Tour de France-Feeling in Dänemark

Jan Herbst, Volker Maas, Carina Hilgenpahl und Uwe Rausch sind in dieser Woche beim „Danish Polish Cup“ im Einsatz.
Jan Herbst, Volker Maas, Carina Hilgenpahl und Uwe Rausch sind in dieser Woche beim „Danish Polish Cup“ im Einsatz.
Foto: NRZ

Haldern. Auf ein ganz besonderes Abenteuer freuen sich zwei Mitglieder der RG Haldern 03. Uwe Rausch und Volker Maas nehmen vom heutigen Montag bis zum Freitag am „Danish Police Cup“ teil. An diesen fünf Tagen müssen die Rennfahrer insgesamt neun Etappen bewältigen. Wer das Ziel erreicht, hat dann rund 1000 Kilometer und 7000 Höhenmeter in den Beinen.

„Das Event ist das härteste Etappenrennen für Polizisten in Europa“, erklärt Volker Maas, Vorsitzender der RG Haldern 03. „Die Konkurrenz ist hochkarätig und kommt aus den skandinavischen Ländern, Großbritannien, den Niederlanden, Belgien, Luxemburg, der Schweiz, Österreich und Deutschland.“

Uwe Rausch und Volker Maas von der RG Haldern 03 wurden über den Polizeilandeskader NRW nach Dänemark entsandt. Mit zum Team gehören noch Jörn Breckwoldt, Jan Herbst und Inga Sieven. Zudem begleitet die aus Hamminkeln stammende Carina Heiligenpahl die Gruppe und fährt während des Rennens den Materialwagen.

Es wird windig

Allein die zu bewältigende Strecke ist eine große Herausforderung für die Halderner. Hinzu kommt, dass dieses Rennen für die Sportler Neuland ist. „Wir kennen weder die Straßenverhältnisse, noch kommt man mit den Auskünften der Rennorganisatoren richtig voran. Die sind nämlich allesamt auf dänisch“, sagt Maas, der nur eines genau weiß: Es wird auf jeden Fall windig.

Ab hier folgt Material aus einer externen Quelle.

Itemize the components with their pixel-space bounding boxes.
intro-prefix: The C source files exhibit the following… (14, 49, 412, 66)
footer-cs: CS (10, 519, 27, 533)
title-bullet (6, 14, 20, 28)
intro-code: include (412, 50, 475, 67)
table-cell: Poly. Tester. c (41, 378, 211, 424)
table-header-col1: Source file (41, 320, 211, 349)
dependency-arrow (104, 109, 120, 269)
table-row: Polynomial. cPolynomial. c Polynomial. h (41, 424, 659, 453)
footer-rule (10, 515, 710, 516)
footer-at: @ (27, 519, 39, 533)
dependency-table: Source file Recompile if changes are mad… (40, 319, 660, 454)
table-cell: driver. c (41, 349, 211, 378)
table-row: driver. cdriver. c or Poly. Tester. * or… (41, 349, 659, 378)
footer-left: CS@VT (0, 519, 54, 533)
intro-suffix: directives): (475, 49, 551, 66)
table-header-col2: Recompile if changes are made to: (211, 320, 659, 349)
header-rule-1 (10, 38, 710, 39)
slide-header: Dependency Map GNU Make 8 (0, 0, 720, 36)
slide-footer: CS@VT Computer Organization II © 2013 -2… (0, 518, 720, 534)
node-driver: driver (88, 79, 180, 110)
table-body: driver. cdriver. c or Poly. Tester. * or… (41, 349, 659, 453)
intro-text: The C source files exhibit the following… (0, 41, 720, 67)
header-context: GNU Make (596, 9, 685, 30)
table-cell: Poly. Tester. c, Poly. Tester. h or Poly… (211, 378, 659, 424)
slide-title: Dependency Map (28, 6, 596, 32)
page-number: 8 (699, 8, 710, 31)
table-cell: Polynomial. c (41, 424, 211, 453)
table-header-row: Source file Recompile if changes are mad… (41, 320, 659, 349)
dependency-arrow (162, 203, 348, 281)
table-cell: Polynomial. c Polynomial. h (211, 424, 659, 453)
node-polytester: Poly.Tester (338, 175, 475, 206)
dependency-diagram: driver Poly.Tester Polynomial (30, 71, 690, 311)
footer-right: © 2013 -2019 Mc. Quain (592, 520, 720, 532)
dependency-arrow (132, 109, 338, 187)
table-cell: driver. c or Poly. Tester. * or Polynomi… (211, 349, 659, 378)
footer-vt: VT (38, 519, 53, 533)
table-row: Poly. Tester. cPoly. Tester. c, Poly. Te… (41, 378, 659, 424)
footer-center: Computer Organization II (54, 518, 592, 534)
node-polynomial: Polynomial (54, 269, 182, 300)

Gleich an den ersten beiden Tagen erwartet die Ausdauersportler ein mehr als strammes Programm. Heute müssen rund 100 Kilometer im Verband bewältigt werden. Wer dies schafft, startet gleich im „fliegenden Start“ durch zu einem 40 Kilometer langen Rundstreckenrennen. Am Abend folgt dann noch ein Einzelzeitfahren für die Teilnehmer. Am Dienstag wird’s sogar noch härter. Zunächst müssen 160 Kilometer im Verband absolviert werden, darauf folgt ein 30 Kilometer langes Rundstreckenrennen und anschließend noch ein 50 Kilometer langes Mannschaftszeitfahren.

Gut gerüstet ist das Team allemal. Jeder Einzelne ist ein versierter Radsportler, als Gruppe wurden etliche gemeinsame Trainingsfahrten bestritten. Jeder Fahrer hat mindestens zwei Räder dabei, die vom Materialwagen hinter dem Feld mitgeführt werden, so dass richtiges Tour de France-Feeling aufkommt.

Das Team wird bei diesem Rennen von der Spedition Müller, „Die lila Logistik“ und von Arthur Tabat, dem Veranstalter des Traditionsrennens „Rund um Köln“, unterstützt.